Both sets of fans were cheering his name at the end of a game in which Gillingham took a deserved lead through Danny Kedwell before Stoke ran out comfortable winners.
"If he (Scally) wants to say stuff, it's a free world. He can say what he wants. You've seen who really counts and that's the supporters," Pulis said.
"I have been a manager a long time and I have never had all four sides of the ground stand up and applaud me when I walk on the pitch, and singing my name at the end.
"It was fantastic. That is what you work for at a football club - the supporters and the people in the area.
"I had a great four years at the club. I can remember my first game here against Wigan in front of about 2,300 people.
"My last game was at Wembley (in the League One play-off final) and we took 38,000 there.
"It has put me in good stead. It made me a better manager. In four years I was able to build a football club that I thought could push on, and did push on.
"That reception will stay with me for a long time. It was very, very special. I didn't realise it was going to happen.
"It has been 12 years since I left the football club. So to be held in that esteem after 12 years - there aren't many managers who get that."
Despite the fans' clear support, Scally banned Pulis from all areas of the Priestfield Stadium apart from the dugout, the tunnel and the away changing room.
Pulis was not even allowed to enter the press conference room.
"That has happened the three other occasions I've been here, so it's nothing different," Pulis said.
"It's the way it is, and I never go upstairs for a drink, even when we play at the Britannia. I never go in the boardroom afterwards - I'm not a boardroom man and I have never done it in my life. So it makes no difference to me."
Gillingham made a bright start and led after 16 minutes with a goal from Kedwell, who later went off with a cracked rib to increase the already-pressing need for manager Andy Hessenthaler to strengthen his resources up front.
Stoke responded with goals from Jon Walters, Cameron Jerome and Robert Huth in a 15-minute period around half-time to ultimately reach the fourth round with ease.
"When it came out of the hat it was a draw you thought was set up for it [an upset]," Pulis said.
"I thought we started really slow and couldn't get into the game. When they scored you think 'blimey, let's hope we're not on the end of one'.
"But from that point we gradually took over."
Gillingham put in a spirited effort and continued to cause Stoke problems even after falling 3-1 down, with Swindon target Luke Rooney particularly effective off the bench.
Swindon, who caused the biggest upset of third round by knocking out Barclays Premier League side Wigan, revealed this week they had lodged a "six-figure" bid for Rooney - much to Hessenthaler's anger.

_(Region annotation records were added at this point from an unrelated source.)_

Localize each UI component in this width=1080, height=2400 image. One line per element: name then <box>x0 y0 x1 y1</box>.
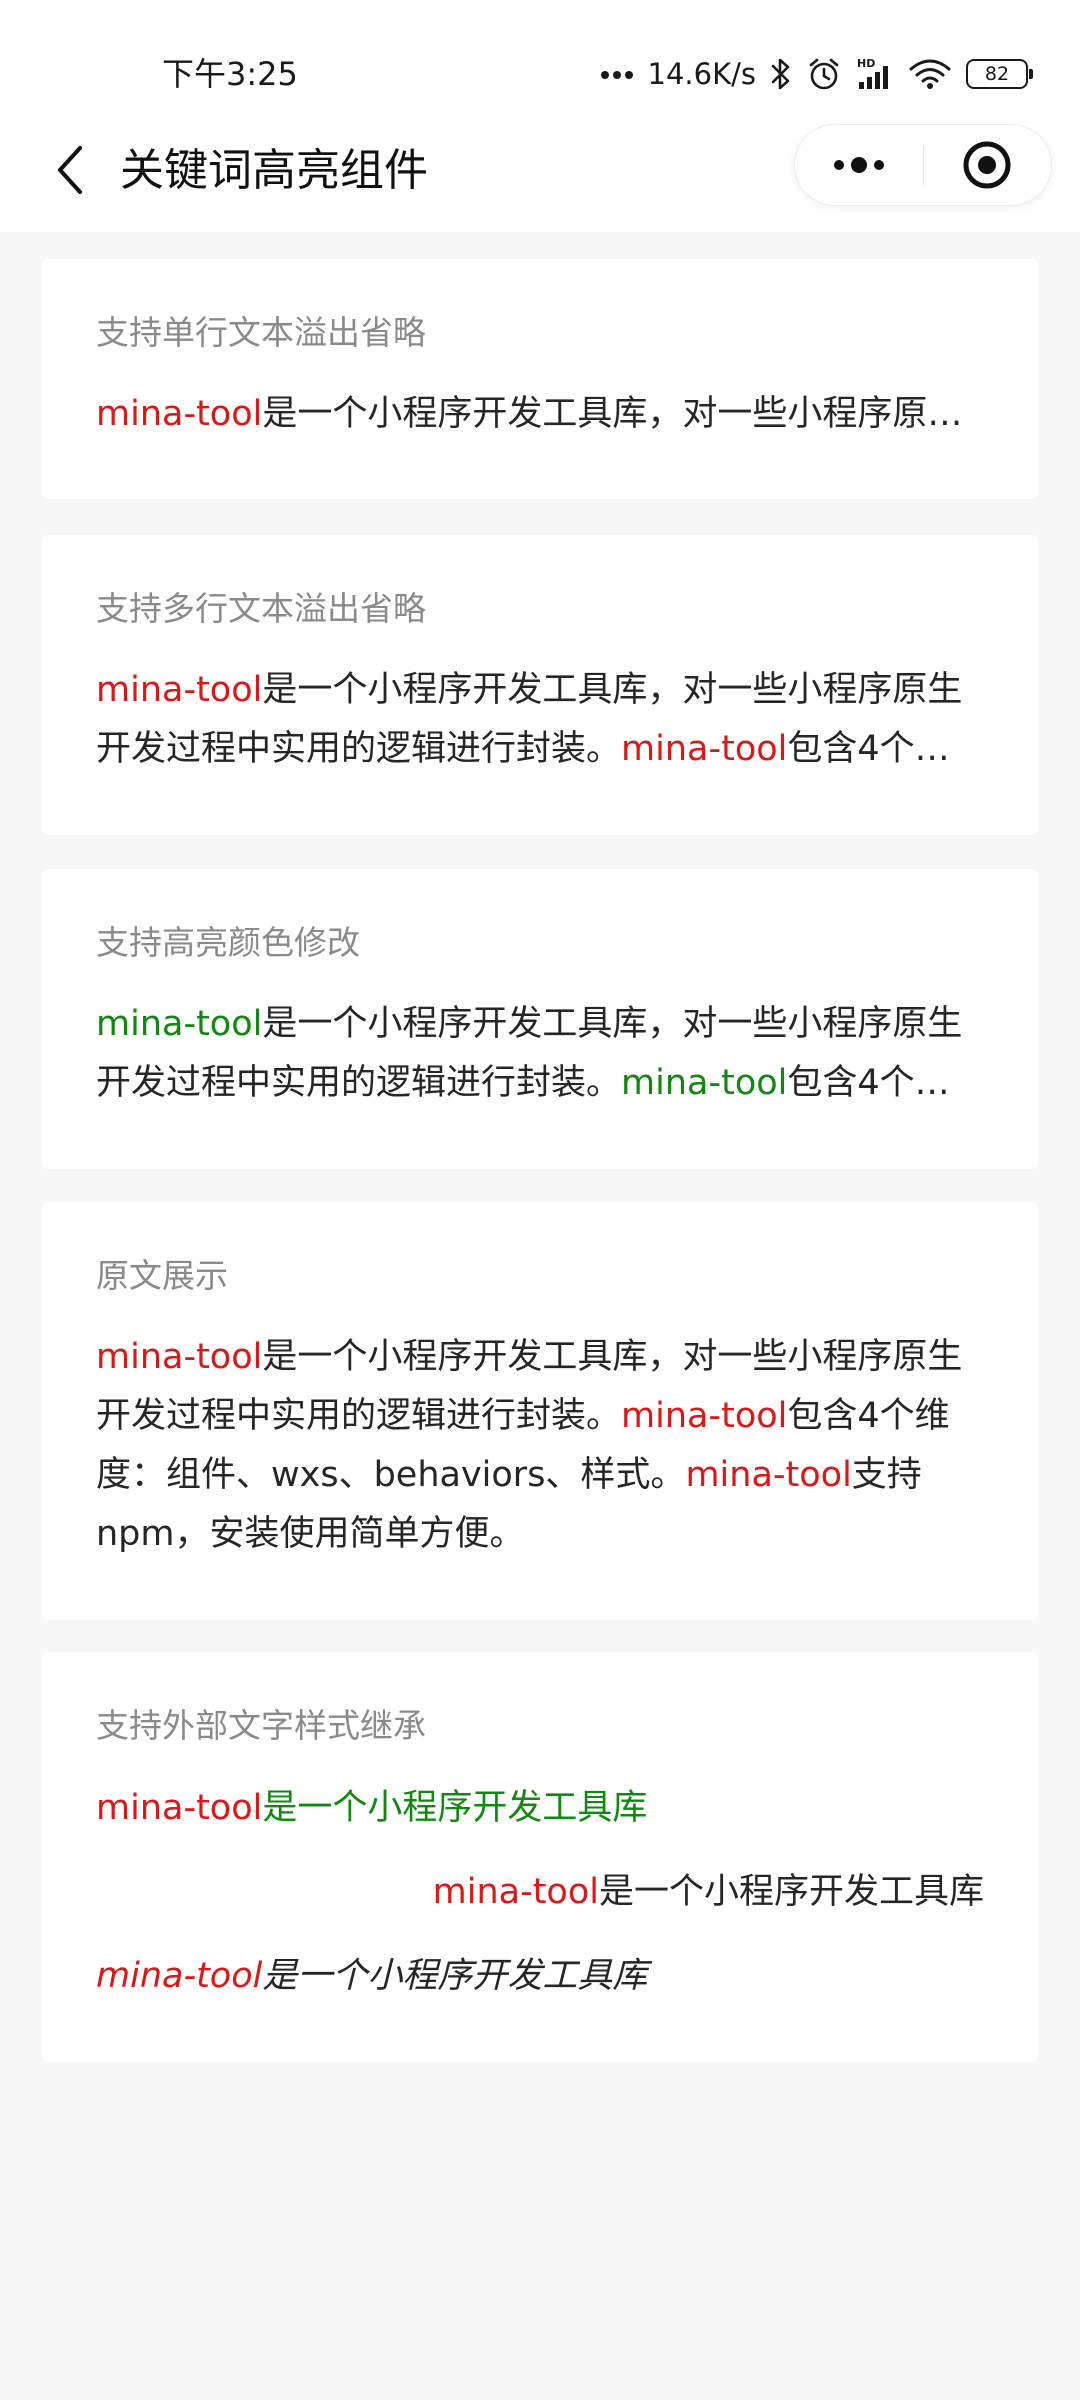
target-circle-icon <box>963 141 1011 189</box>
navigation-bar: 关键词高亮组件 <box>0 110 1080 232</box>
multi-line-ellipsis-card: 支持多行文本溢出省略 mina-tool是一个小程序开发工具库，对一些小程序原生… <box>42 535 1038 835</box>
card-title: 支持多行文本溢出省略 <box>96 589 426 628</box>
highlight-keyword: mina-tool <box>621 729 788 769</box>
page-title: 关键词高亮组件 <box>120 145 428 196</box>
close-mini-program-button[interactable] <box>924 125 1052 205</box>
back-button[interactable] <box>30 130 110 210</box>
highlight-keyword: mina-tool <box>685 1455 852 1495</box>
highlight-keyword: mina-tool <box>96 394 263 434</box>
wifi-icon <box>908 50 952 98</box>
card-title: 原文展示 <box>96 1256 228 1295</box>
status-time: 下午3:25 <box>162 55 298 93</box>
original-text-card: 原文展示 mina-tool是一个小程序开发工具库，对一些小程序原生开发过程中实… <box>42 1202 1038 1620</box>
more-options-button[interactable] <box>795 125 923 205</box>
highlight-keyword: mina-tool <box>432 1872 599 1912</box>
bluetooth-icon <box>770 50 792 98</box>
highlight-keyword: mina-tool <box>96 1788 263 1828</box>
highlight-keyword: mina-tool <box>96 1004 263 1044</box>
highlight-keyword: mina-tool <box>621 1396 788 1436</box>
more-dots-icon <box>600 50 634 98</box>
alarm-icon <box>806 50 842 98</box>
inherit-style-card: 支持外部文字样式继承 mina-tool是一个小程序开发工具库 mina-too… <box>42 1652 1038 2062</box>
hd-signal-icon: HD <box>856 50 894 98</box>
svg-text:HD: HD <box>857 57 875 70</box>
status-bar: 下午3:25 14.6K/s HD 82 <box>0 0 1080 110</box>
plain-text: 是一个小程序开发工具库 <box>262 1788 648 1828</box>
inherit-align-line: mina-tool是一个小程序开发工具库 <box>96 1862 984 1922</box>
highlight-text: mina-tool是一个小程序开发工具库，对一些小程序原生开发过程中实用的逻辑进… <box>96 661 984 779</box>
single-line-ellipsis-card: 支持单行文本溢出省略 mina-tool是一个小程序开发工具库，对一些小程序原生… <box>42 259 1038 499</box>
more-options-icon <box>833 157 884 173</box>
mini-program-capsule <box>794 124 1052 206</box>
plain-text: 是一个小程序开发工具库 <box>598 1872 984 1912</box>
highlight-keyword: mina-tool <box>96 670 263 710</box>
card-title: 支持外部文字样式继承 <box>96 1706 426 1745</box>
highlight-keyword: mina-tool <box>96 1956 263 1996</box>
highlight-text: mina-tool是一个小程序开发工具库，对一些小程序原生开发过程中实用的逻辑进… <box>96 995 984 1113</box>
plain-text: 是一个小程序开发工具库 <box>262 1956 648 1996</box>
network-speed: 14.6K/s <box>647 57 756 91</box>
chevron-left-icon <box>58 146 82 194</box>
highlight-text: mina-tool是一个小程序开发工具库，对一些小程序原生开发过程中实用的逻辑进… <box>96 1328 984 1564</box>
status-icons: 14.6K/s HD 82 <box>600 50 1033 98</box>
plain-text: 是一个小程序开发工具库，对一些小程序原生开发过程中实用的逻辑进行封装。 <box>262 394 984 434</box>
battery-level: 82 <box>984 63 1010 85</box>
highlight-keyword: mina-tool <box>96 1337 263 1377</box>
card-title: 支持单行文本溢出省略 <box>96 313 426 352</box>
battery-icon: 82 <box>966 50 1033 98</box>
inherit-color-line: mina-tool是一个小程序开发工具库 <box>96 1778 984 1838</box>
highlight-text: mina-tool是一个小程序开发工具库，对一些小程序原生开发过程中实用的逻辑进… <box>96 385 984 444</box>
card-title: 支持高亮颜色修改 <box>96 923 360 962</box>
inherit-italic-line: mina-tool是一个小程序开发工具库 <box>96 1946 984 2006</box>
highlight-keyword: mina-tool <box>621 1063 788 1103</box>
highlight-color-card: 支持高亮颜色修改 mina-tool是一个小程序开发工具库，对一些小程序原生开发… <box>42 869 1038 1169</box>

"I am not going to get into a war with Swindon but to put that into the press a day before a big FA Cup tie, I am disappointed in their chairman and I know my chairman is livid as well," Hessenthaler said.
"They had a private conversation and to go out on Radio Wiltshire and say they have made a six-figure bid, it is not good conduct. That is how we feel."
Hessenthaler's desire to make Jo Kuffour's loan move from Bristol Rovers a permanent one increased after Kedwell went off injured.
"It is going to be a concern to us and something we need to deal with over the next couple of days," Hessenthaler said.
"Now that Kedwell is probably missing, the chairman and I have a bit of work to do over the next couple of days to maybe bring in some new faces.
"We want Jo to come and if we can bring another body in that would be nice."